Mitra Taj, a correspondent for Reuters, says Pastoruri used to be a big tourist draw, with people coming from all over Peru to ski. But that tourism has dried up, shrinking from as many as 100,000 people a year to just 30,000 last year, along with the shrinking glacier. The hotels in the town of Juarez, near the glacier, have pictures of the glacier covered in snow. But these days, the snow's gone — replaced by ice and a whole lot of rocks.
Taj says the government of Peru has a plan to get the tourists back. And officials are depending on the same issue that cost the glacier all its tourists in the first place: climate change.
"They’re targeting tourists that are interested in things like science and climate change," says Taj, "and also people [who] want to see something that might not be around that much longer, and you’ll hear them talk about what it used to look like.
"The changes that are happening as a result of the glacier melt ... it’s unique I think in terms of travel destinations."
Other than being a tourist destination, the glaciers are also an important source of water for local people, and that's of course a concern.

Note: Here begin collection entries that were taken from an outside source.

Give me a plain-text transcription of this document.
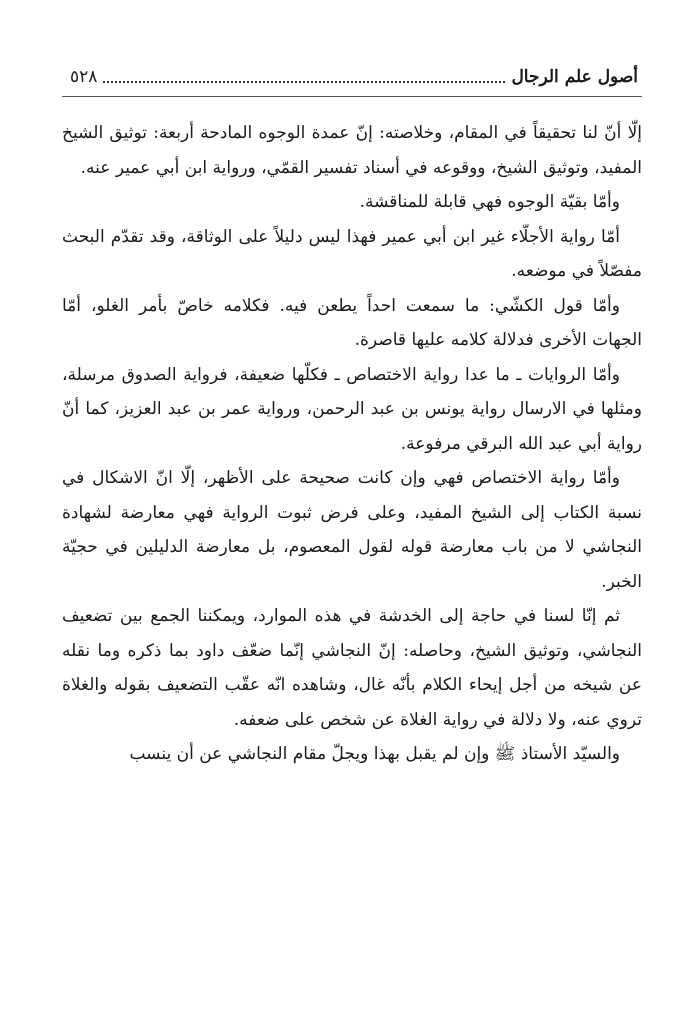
أصول علم الرجال
٥٢٨

إلّا أنّ لنا تحقيقاً في المقام، وخلاصته: إنّ عمدة الوجوه المادحة أربعة: توثيق الشيخ المفيد، وتوثيق الشيخ، ووقوعه في أسناد تفسير القمّي، ورواية ابن أبي عمير عنه.

وأمّا بقيّة الوجوه فهي قابلة للمناقشة.

أمّا رواية الأجلّاء غير ابن أبي عمير فهذا ليس دليلاً على الوثاقة، وقد تقدّم البحث مفصّلاً في موضعه.

وأمّا قول الكشّي: ما سمعت احداً يطعن فيه. فكلامه خاصّ بأمر الغلو، أمّا الجهات الأخرى فدلالة كلامه عليها قاصرة.

وأمّا الروايات ـ ما عدا رواية الاختصاص ـ فكلّها ضعيفة، فرواية الصدوق مرسلة، ومثلها في الارسال رواية يونس بن عبد الرحمن، ورواية عمر بن عبد العزيز، كما أنّ رواية أبي عبد الله البرقي مرفوعة.

وأمّا رواية الاختصاص فهي وإن كانت صحيحة على الأظهر، إلّا انّ الاشكال في نسبة الكتاب إلى الشيخ المفيد، وعلى فرض ثبوت الرواية فهي معارضة لشهادة النجاشي لا من باب معارضة قوله لقول المعصوم، بل معارضة الدليلين في حجيّة الخبر.

ثم إنّا لسنا في حاجة إلى الخدشة في هذه الموارد، ويمكننا الجمع بين تضعيف النجاشي، وتوثيق الشيخ، وحاصله: إنّ النجاشي إنّما ضعّف داود بما ذكره وما نقله عن شيخه من أجل إيحاء الكلام بأنّه غال، وشاهده انّه عقّب التضعيف بقوله والغلاة تروي عنه، ولا دلالة في رواية الغلاة عن شخص على ضعفه.

والسيّد الأستاذ ﷺ وإن لم يقبل بهذا ويجلّ مقام النجاشي عن أن ينسب
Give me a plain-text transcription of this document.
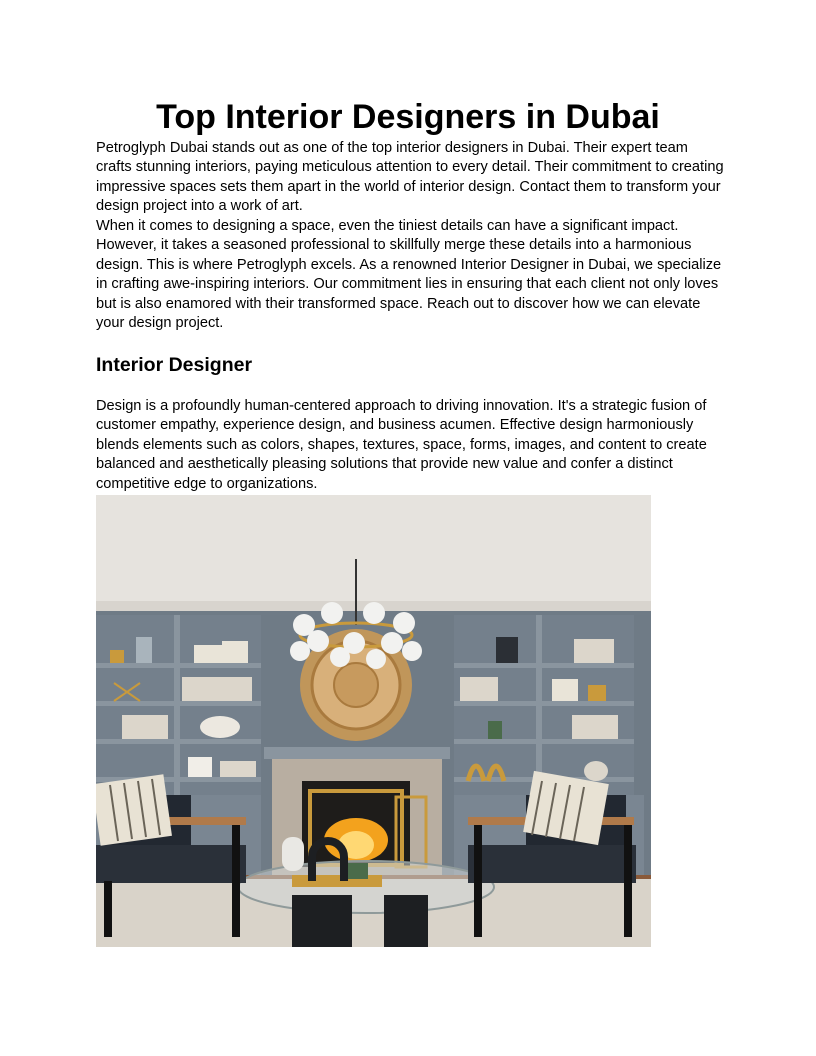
Top Interior Designers in Dubai

Petroglyph Dubai stands out as one of the top interior designers in Dubai. Their expert team crafts stunning interiors, paying meticulous attention to every detail. Their commitment to creating impressive spaces sets them apart in the world of interior design. Contact them to transform your design project into a work of art.

When it comes to designing a space, even the tiniest details can have a significant impact. However, it takes a seasoned professional to skillfully merge these details into a harmonious design. This is where Petroglyph excels. As a renowned Interior Designer in Dubai, we specialize in crafting awe-inspiring interiors. Our commitment lies in ensuring that each client not only loves but is also enamored with their transformed space. Reach out to discover how we can elevate your design project.

Interior Designer

Design is a profoundly human-centered approach to driving innovation. It's a strategic fusion of customer empathy, experience design, and business acumen. Effective design harmoniously blends elements such as colors, shapes, textures, space, forms, images, and content to create balanced and aesthetically pleasing solutions that provide new value and confer a distinct competitive edge to organizations.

Taj says another problem has cropped up in the runoff from that water.
Heavy minerals had been frozen into the mountains for countless years, but are suddenly contaminating the area's drinking water.
"The local water company that provides water to the city of Juarez actually had to change the river that it gets its water from because levels of metals were so high that it wasn’t really safe for drinking," Taj notes.
Pastoruri isn't the only glacier that's melting. Pastoruri is in the Huascaran national park, Taj says, with 700 or so glaciers. And they’re all melting quickly.
"In the past few decades, in total, Peruvian glaciers in the Andes have melted to 30 to 50 percent of their previous size. It’s happening really quickly," says Taj. "Tropical glaciers are some of the most sensitive formations to global warming, which is why it’s easy to watch them and see what’s actually happening."